Hypertension: The Silent Killer
As you’re likely well aware, high blood pressure is a serious health concern in human patients. But you may not know that your dog or cat can also be affected by high blood pressure, or hypertension.
Hypertension is a condition in which the blood vessels have become too narrow to handle the pressure of the blood flowing within them. Hypertension is a risk factor for heart attack, stroke, organ damage, and a host of other potentially life-threatening conditions.
You Pet’s Life Seems Relaxing. Why Does It Have High Blood Pressure?
It may seem odd that your pet could be affected by high blood pressure. After all, dogs and cats generally eat balanced diets and get plenty of rest and exercise. Stress is another risk factor for hypertension, and pets’ lives certainly don’t seem stressful to us.
Typically, high blood pressure is a secondary condition in pets, which means that it is brought on by an underlying condition. Primary hypertension (high blood pressure not caused by an underlying condition) is relatively rare in animals.
If your dog or cat has high blood pressure, it may be an indication that they are suffering from an endocrine disorder such as hyperthyroidism (in cats), diabetes, or Cushing’s disease. It may also be a sign of chronic kidney disease or heart disease. Obesity can also cause high blood pressure.
Recognizing Hypertension in Pets
High blood pressure can be difficult for pet owners to recognize, but certain symptoms may indicate that hypertension is a problem for your pet. They include behavioral changes, a lack of energy, blindness or poor vision, and nosebleeds.
If you suspect that your pet may be suffering from hypertension, then you’d be well advised to pay a visit to your local veterinarian. At the vet’s office, blood pressure is typically measured using a Doppler probe. Usually, only the systolic pressure is measured; diastolic, or resting blood pressure is difficult to measure in pets.
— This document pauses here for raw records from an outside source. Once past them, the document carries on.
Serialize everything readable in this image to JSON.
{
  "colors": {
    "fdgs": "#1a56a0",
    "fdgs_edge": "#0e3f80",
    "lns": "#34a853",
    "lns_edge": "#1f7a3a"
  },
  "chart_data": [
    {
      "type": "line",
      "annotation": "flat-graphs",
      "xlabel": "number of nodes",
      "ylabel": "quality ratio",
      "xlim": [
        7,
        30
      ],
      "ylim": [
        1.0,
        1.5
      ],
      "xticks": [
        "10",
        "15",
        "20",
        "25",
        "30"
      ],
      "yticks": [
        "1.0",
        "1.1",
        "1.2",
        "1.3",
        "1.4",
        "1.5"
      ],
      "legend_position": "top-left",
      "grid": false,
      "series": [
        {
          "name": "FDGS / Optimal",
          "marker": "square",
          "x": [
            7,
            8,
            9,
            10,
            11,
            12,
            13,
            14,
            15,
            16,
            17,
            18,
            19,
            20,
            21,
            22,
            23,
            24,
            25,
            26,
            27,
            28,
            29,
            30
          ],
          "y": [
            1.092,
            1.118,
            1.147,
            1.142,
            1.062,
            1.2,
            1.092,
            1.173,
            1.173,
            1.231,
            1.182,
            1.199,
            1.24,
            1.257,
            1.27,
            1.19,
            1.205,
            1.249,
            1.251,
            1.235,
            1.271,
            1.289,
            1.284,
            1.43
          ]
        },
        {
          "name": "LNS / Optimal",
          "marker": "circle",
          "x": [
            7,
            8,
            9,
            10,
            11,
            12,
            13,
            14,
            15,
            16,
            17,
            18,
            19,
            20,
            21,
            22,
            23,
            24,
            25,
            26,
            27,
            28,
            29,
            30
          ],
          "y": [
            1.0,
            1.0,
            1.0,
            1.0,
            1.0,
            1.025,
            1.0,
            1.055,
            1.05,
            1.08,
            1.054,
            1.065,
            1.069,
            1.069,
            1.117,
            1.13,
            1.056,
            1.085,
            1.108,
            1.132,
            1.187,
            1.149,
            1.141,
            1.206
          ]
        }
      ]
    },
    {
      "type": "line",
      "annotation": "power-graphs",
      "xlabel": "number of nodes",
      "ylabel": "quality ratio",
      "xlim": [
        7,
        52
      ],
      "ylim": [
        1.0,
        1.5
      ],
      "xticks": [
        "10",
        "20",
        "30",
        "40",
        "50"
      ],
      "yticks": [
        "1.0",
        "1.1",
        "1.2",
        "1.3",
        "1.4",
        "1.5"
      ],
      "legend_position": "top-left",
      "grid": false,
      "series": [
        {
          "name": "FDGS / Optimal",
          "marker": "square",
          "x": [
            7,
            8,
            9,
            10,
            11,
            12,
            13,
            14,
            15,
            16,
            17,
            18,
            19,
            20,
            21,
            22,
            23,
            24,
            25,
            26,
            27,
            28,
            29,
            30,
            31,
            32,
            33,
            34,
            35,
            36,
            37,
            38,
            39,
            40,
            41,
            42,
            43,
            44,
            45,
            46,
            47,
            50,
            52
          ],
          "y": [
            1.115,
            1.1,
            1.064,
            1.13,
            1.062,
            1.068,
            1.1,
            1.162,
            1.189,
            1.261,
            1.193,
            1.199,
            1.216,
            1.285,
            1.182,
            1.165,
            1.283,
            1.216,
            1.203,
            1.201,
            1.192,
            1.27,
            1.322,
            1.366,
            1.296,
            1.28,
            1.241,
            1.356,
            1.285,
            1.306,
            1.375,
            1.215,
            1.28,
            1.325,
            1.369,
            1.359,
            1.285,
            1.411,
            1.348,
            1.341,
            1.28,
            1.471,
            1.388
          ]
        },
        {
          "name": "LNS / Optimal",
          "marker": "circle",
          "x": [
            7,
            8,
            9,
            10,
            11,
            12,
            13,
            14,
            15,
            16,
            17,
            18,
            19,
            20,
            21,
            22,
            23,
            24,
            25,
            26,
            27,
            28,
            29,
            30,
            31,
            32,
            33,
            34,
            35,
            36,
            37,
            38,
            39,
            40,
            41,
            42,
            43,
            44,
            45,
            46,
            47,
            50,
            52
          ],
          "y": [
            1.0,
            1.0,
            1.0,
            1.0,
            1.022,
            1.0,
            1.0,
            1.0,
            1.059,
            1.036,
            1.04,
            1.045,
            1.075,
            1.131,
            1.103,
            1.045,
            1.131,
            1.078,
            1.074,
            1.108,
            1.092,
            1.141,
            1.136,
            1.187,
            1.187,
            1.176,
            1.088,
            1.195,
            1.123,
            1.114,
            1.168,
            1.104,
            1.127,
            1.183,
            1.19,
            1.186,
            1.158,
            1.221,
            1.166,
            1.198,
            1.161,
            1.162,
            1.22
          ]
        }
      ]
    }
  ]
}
And just in case you were wondering: yes, your veterinarian will take the “white coat effect” into account. Pets get every bit as anxious at the doctor’s office as some people do, and seasoned veterinarians make allowances for blood pressure that may be heightened due to the stress of a vet visit.
Treating High Blood Pressure in Dogs and Cats
As previously mentioned, hypertension in pets is often a secondary condition caused by something else. If that is the case, then treating the underlying condition may resolve the secondary hypertension, though the animal’s blood pressure may need to be managed while treatment is underway.
In mild cases, a reduction in caloric intake or a low-sodium diet may be all that’s needed to regulate blood pressure. In more severe cases of high blood pressure, veterinarians may prescribe a vasodilator or diuretic similar to those a physician might prescribe to a human patient.
Here’s to Your Pet’s Health!
High blood pressure can pose a serious threat to your pet. Thankfully, it’s a treatable condition that, if caused by another issue, often resolves itself. If you think your pet may have high blood pressure, make an appointment with your vet. Better safe than sorry!